In a statement released Monday, Garland said, “We will continue to protect those seeking to obtain or provide reproductive health services pursuant to our criminal and civil enforcement of the FACE Act.”
Garland explained the FACE Act “prohibits the use or threat of force and physical obstruction that injures, intimidates, or interferes with a person seeking to obtain or provide reproductive health services. It also prohibits intentional property damage of a facility providing reproductive health services.”
According to the attorney general, the department “has consistently obtained criminal and civil remedies for violations of the FACE Act since it was signed into law in 1994, and it will continue to do so now.”
The department vows to “provide support from federal law enforcement when an abortion clinic or reproductive health center is under attack. We have reached out to U.S. Attorneys’ Offices and FBI field offices in Texas and across the country to discuss our enforcement authorities.”
Concluding his statement, Garland made it clear the department “will not tolerate violence against those seeking to obtain or provide reproductive health services, physical obstruction or property damage in violation of the FACE Act.”
Garland’s statement comes just days after the Supreme Court refused to block the ban, as IJR reported.
Several lawmakers have voiced their strong opposition to law as well as President Joe Biden. He told reporters Friday, “The most pernicious thing about the Texas law, it sort of creates a vigilante system where people get rewards to go out…And it just seems un-American.”

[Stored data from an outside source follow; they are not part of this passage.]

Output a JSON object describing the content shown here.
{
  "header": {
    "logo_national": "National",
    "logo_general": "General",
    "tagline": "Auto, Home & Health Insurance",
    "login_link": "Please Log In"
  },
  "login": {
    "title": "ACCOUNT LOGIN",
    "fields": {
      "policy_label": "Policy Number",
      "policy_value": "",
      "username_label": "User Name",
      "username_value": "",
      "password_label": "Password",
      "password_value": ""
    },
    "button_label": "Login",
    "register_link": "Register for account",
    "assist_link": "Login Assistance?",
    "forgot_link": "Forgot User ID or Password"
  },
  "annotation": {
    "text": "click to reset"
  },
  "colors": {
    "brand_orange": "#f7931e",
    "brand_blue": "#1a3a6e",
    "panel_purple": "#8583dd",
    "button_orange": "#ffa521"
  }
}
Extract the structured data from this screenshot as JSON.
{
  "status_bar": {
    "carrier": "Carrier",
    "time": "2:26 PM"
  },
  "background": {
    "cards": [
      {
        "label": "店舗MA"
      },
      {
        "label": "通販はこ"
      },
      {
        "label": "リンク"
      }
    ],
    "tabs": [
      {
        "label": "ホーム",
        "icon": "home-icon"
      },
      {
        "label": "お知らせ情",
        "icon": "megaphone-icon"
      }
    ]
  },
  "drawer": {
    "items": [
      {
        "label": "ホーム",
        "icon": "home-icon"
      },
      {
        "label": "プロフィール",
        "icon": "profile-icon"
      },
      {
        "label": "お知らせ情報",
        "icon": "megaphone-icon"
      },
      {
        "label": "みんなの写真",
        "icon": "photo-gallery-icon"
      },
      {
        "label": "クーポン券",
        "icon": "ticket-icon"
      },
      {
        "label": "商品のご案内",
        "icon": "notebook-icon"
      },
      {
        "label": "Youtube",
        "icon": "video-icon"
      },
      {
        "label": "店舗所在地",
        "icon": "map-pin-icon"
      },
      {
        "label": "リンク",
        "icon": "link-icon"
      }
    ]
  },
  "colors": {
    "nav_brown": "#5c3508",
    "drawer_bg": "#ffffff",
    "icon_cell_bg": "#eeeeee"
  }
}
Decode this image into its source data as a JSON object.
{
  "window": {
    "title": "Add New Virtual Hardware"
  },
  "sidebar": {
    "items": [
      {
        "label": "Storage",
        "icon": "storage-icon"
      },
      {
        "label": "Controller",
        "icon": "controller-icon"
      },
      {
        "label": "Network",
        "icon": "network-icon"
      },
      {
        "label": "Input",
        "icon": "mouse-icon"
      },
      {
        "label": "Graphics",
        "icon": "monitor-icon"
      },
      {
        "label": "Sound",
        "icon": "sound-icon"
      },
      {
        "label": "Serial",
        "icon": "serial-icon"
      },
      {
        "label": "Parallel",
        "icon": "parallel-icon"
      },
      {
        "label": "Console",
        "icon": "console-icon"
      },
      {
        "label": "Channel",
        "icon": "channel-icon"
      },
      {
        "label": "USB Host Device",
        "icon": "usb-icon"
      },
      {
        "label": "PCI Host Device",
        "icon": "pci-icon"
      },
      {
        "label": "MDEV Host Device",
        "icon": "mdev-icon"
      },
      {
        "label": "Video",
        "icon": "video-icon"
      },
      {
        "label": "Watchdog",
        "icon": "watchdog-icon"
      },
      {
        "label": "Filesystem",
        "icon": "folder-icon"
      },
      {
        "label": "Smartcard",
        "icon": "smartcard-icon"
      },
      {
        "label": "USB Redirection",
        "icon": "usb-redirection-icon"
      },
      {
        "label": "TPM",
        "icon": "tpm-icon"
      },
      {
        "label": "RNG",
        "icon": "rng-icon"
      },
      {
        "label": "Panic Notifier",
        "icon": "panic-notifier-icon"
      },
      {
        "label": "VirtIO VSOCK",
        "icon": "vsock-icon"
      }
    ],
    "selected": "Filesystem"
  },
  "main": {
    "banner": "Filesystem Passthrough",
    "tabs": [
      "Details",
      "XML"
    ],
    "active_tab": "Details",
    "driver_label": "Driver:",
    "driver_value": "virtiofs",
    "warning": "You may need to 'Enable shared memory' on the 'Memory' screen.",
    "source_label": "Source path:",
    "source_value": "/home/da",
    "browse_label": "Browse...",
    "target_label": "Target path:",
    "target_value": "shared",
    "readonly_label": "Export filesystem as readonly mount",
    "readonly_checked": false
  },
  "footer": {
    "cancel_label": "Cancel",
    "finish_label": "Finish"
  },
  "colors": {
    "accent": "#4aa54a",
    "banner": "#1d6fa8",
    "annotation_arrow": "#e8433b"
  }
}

The president added, “I respect people who think…who don’t support Roe v. Wade. I respect their views. I respect those who believe life begins in the moment of conception. I respect that, I don’t agree with it, I respect that.”
Biden also said he was told “that there are possibilities within the existing law, to have the Justice Department look and see whether are there things that can be done, that can limit the independent action of individuals and enforcing a state law.”